M. Farage tint une prestation honnête face à des intervenants franchement vindicatifs et l'attaquant personnellement (avec d'inévitables accusations de "racisme", puisque vouloir contrôler l'immigration est forcément raciste...) plutôt que de débattre du fond, l'indépendance du pays face à une hégémonie européenne anti-démocratique, bureaucratique, dirigiste et, disons-le franchement, mourante. L'activisme de ses interlocuteurs - qui parlèrent souvent plus que lui! - ne lui permit guère de développer ses arguments, et je ne crois pas une seconde que ces individus aient été de simples "citoyens lambda" seulement à la recherche de réponses.

Le contraste n'en fut que plus fort avec la prestation de M. Cameron, qui non seulement revint confortablement et à plusieurs reprises sur les propos tenus par M. Farage pour mieux les démolir, comme prévu, mais sembla vraiment faire face à des gens normaux, lui demandant poliment des précisions sur ses nombreuses contradictions dans sa propre attitude de Premier Ministre vis-à-vis de l'UE, ou exprimant leurs inquiétudes et le laissant discourir.

Un résumé du "débat" est présent sur plusieurs sites, dont celui de l'International Business Times. Nigel Farage fut malmené et gêné, Cameron confortable mais peu convaincant. Cette émission influera-t-elle sur le résultat du scrutin?

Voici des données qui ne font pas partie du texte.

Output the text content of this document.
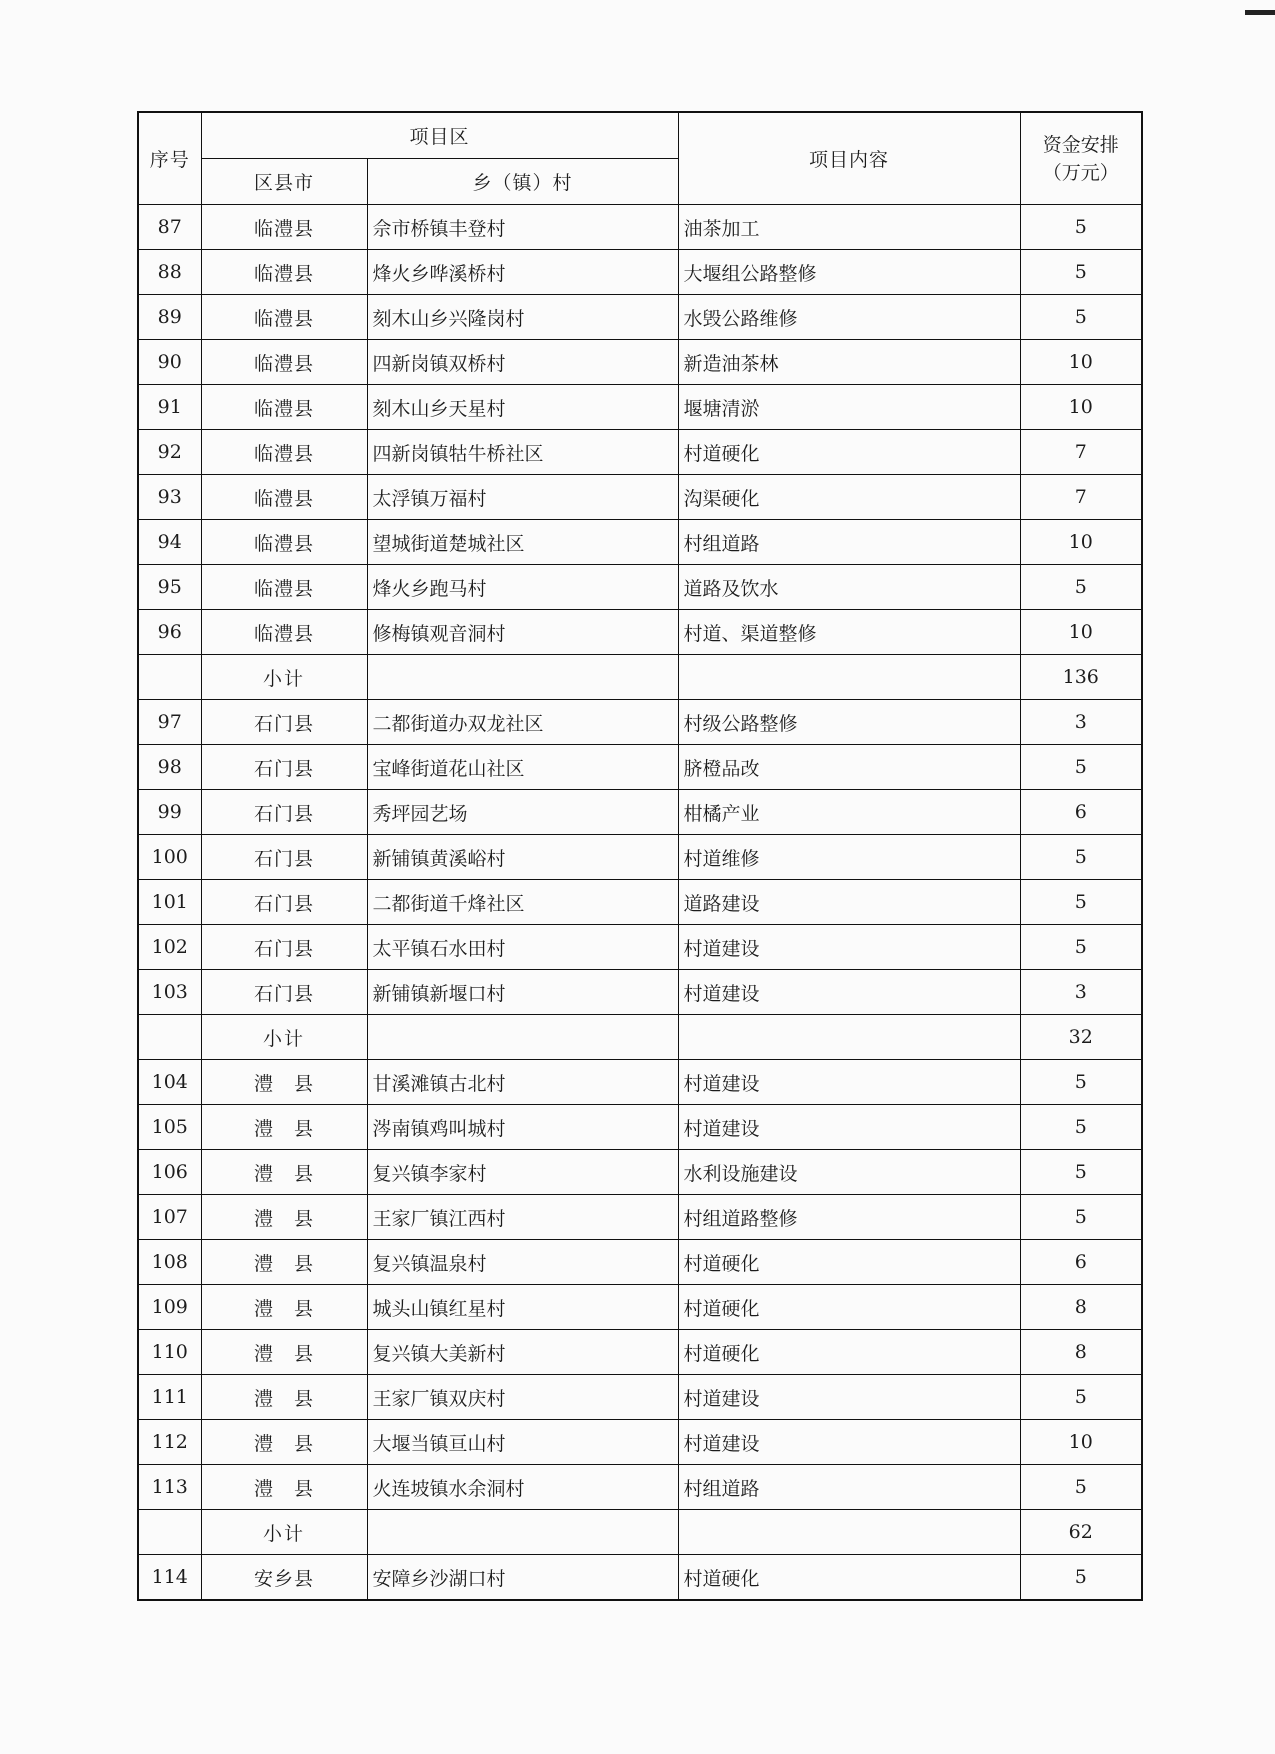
序号	项目区		项目内容	资金安排
（万元）

	区县市	乡（镇）村		
87	临澧县	佘市桥镇丰登村	油茶加工	5
88	临澧县	烽火乡哗溪桥村	大堰组公路整修	5
89	临澧县	刻木山乡兴隆岗村	水毁公路维修	5
90	临澧县	四新岗镇双桥村	新造油茶林	10
91	临澧县	刻木山乡天星村	堰塘清淤	10
92	临澧县	四新岗镇牯牛桥社区	村道硬化	7
93	临澧县	太浮镇万福村	沟渠硬化	7
94	临澧县	望城街道楚城社区	村组道路	10
95	临澧县	烽火乡跑马村	道路及饮水	5
96	临澧县	修梅镇观音洞村	村道、渠道整修	10
	小计			136
97	石门县	二都街道办双龙社区	村级公路整修	3
98	石门县	宝峰街道花山社区	脐橙品改	5
99	石门县	秀坪园艺场	柑橘产业	6
100	石门县	新铺镇黄溪峪村	村道维修	5
101	石门县	二都街道千烽社区	道路建设	5
102	石门县	太平镇石水田村	村道建设	5
103	石门县	新铺镇新堰口村	村道建设	3
	小计			32
104	澧　县	甘溪滩镇古北村	村道建设	5
105	澧　县	涔南镇鸡叫城村	村道建设	5
106	澧　县	复兴镇李家村	水利设施建设	5
107	澧　县	王家厂镇江西村	村组道路整修	5
108	澧　县	复兴镇温泉村	村道硬化	6
109	澧　县	城头山镇红星村	村道硬化	8
110	澧　县	复兴镇大美新村	村道硬化	8
111	澧　县	王家厂镇双庆村	村道建设	5
112	澧　县	大堰当镇亘山村	村道建设	10
113	澧　县	火连坡镇水余洞村	村组道路	5
	小计			62
114	安乡县	安障乡沙湖口村	村道硬化	5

Les instituts de sondages se chargeront de vérifier son impact les prochains jours.

Au bout du compte, le Brexit se ramène à un seul argument: la peur. D'un côté, la certitude rassurante du misérabilisme et d'une irritante insatisfaction en restant dans l'UE de M. Junker, de l'autre la voie de l'indépendance, exposée aux menaces et aux chantages, mais garante d'un retour de la démocratie dans une Grande-Bretagne tournée vers le monde.

Mais la peur n'est pas qu'une menace brandie en direction des partisans du divorce. Elle imprègne aussi très concrètement le camp pro-UE, au point qu'une campagne à la régulière le terrifie. Indépendamment des propos tenus par les deux invités sur ITV, les gens normaux ne pourront qu'être interpellés par le manque de fair-play dans cette campagne - une campagne où le Premier Ministre impose le silence aux membres pro-Brexit de son gouvernement, ou des consignes accompagnant le matériel de vote indiquant clairement de cocher la case "Rester dans l'UE"...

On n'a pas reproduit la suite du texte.